A game for one to five players, Terraforming Mars puts players in control of futuristic corporations who are all working at the same time to alter the climate of Mars and in doing so make the Red Planet a little bit nicer for humans to live on.
Players take turn spending money on actions, which range from building things to calling in asteroid strikes, while at the same time harvesting resources like titanium and plant matter from their company holdings.
Turns aren’t designed to reflect days, or even weeks: a single turn comprises an entire generation (you build cities and mining colonies, not individual structures), because the end goal here isn’t to dig a few rocks out of the ground and send in some colonists, it’s to affect severe and lasting change to Mars’ atmosphere by increasing the oxygen levels in the air and raising the surface temperature high enough to support plant (and later animal) life.
This is the first interesting thing about Terraforming Mars: everybody is working together towards the same goal, one that will benefit all of humanity. And yet this isn’t a cooperative game, not in the slightest.
It’s competitive to its core and while every gain made ostensibly helps everyone, the game is designed to make jumps in temperature and oxygen more of a strategic goal for a single player than something for everyone, since the players instigating the jump are often rewarded, while many of Terraforming Mars’ actions are limited to certain thresholds of these values.
This makes every advance a double-edged sword: it might unlock new abilities that require a certain amount of oxygen, but it can also obsolete others. It also draws the game closer to its conclusion; Terraforming Mars ends only when three conditions (oxygen, temperature and ocean coverage) have been met; players building strong resource-gathering combos may prefer to draw things out, while others can seek to cut this off with a rushed ending.
Alongside this tension, the other notable thing about Terraforming Mars is that no player can ever perform the same action. Aside from the option to purchase a small selection of them — which is prohibitively costly — actions are performed in the game by drawing a small hand of cards then choosing a few to play each turn as your projects for that generation.
There are just over 200 of these in the game, and every single one of them is unique. Which is wild.
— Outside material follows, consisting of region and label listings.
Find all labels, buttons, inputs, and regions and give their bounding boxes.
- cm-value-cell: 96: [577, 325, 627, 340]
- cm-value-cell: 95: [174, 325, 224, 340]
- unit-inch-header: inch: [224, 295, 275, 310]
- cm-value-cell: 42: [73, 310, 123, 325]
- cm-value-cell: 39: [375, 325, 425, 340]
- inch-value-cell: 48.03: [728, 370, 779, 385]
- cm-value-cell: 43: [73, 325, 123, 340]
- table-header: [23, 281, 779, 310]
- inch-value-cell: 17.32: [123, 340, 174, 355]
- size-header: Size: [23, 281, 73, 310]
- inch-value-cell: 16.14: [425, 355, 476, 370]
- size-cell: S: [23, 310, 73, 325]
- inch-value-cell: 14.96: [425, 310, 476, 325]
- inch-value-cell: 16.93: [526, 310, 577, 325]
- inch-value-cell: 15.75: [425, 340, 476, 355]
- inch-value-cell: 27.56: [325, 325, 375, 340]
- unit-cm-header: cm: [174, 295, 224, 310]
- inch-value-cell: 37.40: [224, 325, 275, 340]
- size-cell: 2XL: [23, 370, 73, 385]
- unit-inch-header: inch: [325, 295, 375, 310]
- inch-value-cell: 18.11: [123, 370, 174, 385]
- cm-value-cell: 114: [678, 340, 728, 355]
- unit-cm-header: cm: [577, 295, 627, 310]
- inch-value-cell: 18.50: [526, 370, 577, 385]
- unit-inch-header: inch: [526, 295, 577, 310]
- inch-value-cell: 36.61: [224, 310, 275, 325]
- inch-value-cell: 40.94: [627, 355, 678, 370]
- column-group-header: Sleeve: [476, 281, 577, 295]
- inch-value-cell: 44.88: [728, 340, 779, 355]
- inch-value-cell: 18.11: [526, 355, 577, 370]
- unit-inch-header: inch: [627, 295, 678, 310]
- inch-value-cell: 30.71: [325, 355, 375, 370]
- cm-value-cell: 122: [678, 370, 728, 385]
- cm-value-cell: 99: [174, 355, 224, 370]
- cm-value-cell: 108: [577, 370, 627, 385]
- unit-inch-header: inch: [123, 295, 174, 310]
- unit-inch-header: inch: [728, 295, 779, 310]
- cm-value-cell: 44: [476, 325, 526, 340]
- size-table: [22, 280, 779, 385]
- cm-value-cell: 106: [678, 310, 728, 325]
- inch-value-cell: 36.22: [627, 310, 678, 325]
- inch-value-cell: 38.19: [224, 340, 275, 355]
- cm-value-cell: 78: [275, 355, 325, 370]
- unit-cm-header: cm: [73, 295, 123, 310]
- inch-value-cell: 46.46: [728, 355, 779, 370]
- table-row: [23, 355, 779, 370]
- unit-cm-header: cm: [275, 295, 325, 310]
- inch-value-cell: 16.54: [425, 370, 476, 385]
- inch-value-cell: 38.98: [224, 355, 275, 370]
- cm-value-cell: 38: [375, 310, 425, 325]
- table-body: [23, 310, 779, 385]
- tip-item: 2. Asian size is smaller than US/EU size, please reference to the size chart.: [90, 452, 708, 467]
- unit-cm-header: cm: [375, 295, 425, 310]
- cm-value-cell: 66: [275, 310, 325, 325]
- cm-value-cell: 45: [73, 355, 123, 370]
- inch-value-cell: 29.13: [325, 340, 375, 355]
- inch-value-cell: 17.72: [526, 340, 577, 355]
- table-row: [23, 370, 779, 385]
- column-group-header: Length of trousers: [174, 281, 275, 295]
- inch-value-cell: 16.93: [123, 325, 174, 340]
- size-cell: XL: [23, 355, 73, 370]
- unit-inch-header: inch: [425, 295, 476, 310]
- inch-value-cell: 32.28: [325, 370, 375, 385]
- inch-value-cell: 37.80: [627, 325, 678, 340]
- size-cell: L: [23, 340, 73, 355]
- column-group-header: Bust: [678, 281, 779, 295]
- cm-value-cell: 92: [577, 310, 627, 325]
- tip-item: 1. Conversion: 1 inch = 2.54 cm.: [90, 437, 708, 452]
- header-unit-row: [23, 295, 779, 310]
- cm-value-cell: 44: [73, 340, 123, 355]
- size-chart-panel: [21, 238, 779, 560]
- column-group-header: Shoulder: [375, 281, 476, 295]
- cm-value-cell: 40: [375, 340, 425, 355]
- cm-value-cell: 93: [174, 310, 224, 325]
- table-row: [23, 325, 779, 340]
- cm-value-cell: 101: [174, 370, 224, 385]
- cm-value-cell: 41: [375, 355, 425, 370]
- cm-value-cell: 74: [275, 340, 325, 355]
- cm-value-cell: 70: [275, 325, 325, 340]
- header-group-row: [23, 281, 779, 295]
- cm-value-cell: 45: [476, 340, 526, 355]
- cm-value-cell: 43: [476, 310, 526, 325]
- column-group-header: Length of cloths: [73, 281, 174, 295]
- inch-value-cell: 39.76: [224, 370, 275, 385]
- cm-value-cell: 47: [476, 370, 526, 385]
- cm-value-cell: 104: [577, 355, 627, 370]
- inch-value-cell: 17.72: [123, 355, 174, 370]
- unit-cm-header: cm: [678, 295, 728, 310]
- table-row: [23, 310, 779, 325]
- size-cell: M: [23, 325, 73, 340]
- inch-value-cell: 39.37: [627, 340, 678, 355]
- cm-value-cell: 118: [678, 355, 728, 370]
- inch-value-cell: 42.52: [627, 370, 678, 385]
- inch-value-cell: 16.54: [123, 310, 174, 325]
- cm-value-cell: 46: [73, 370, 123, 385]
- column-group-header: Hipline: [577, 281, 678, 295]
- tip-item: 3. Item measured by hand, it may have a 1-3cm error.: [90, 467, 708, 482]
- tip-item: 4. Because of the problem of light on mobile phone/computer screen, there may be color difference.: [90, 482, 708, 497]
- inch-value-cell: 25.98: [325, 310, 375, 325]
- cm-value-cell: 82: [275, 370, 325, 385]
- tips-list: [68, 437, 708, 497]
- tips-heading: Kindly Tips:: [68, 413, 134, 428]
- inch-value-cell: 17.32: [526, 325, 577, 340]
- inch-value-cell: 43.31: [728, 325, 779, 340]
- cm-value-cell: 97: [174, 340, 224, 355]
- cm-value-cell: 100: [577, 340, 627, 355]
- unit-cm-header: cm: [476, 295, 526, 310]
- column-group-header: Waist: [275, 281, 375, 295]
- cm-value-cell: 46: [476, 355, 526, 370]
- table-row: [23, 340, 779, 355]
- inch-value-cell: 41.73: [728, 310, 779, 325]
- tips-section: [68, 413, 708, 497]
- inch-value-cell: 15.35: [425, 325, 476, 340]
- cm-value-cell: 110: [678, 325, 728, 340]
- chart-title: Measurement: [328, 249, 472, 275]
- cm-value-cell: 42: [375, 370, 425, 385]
Sure, many of them fall into broadly the same categories — there are a few varieties of space mirror, each with roughly the same effect — but they’re not identical, meaning their costs and effect are one-of-a-kind.
This makes every action special, because you know when you play it that nobody else can copy or match it. And it makes every action a rival plays equally special, because you’ve got to make the most of what you’ve got in your hand if you want to counter it. It also adds a massive amount of replay value to the game, since you can never count on getting the same hand of cards twice.
Terraforming Mars is a Euro board game by design, but those two factors, combined with a theme that’s actually been thought through and skillfully applied to each system, make it a far more accessible and enjoyable experience than many of its peers.
Sadly, the one Euro legacy it can’t shake is its looks. This is an ugly game. Card art is inconsistent (sometimes stock photos, sometimes 3D renders, sometimes illustrations), all of it poor. The board’s design can charitably be described as functional and the player mats are so poor that my crew, like many others, have resorted to third-party replacements.
Terraforming Mars is so good that it’s a damn shame that it’s on looks and interface, and not its actual design, that the game runs into its only problems. Hopefully its success means that we’ll one day get a second edition to addresses this (though in the meantime there’s always the upcoming video game adaptation, which promises to do a lot of this work).
I had a great time with Terraforming Mars. I’m normally hesitant to recommend Euro games to everyone, since their abstract nature and reliance on number-juggling can sometimes be a bore, but this is a rare exception. The game absolutely nails its theme and its blend of cooperative outlook and competitive urges means its a tight, tense experience the whole way through.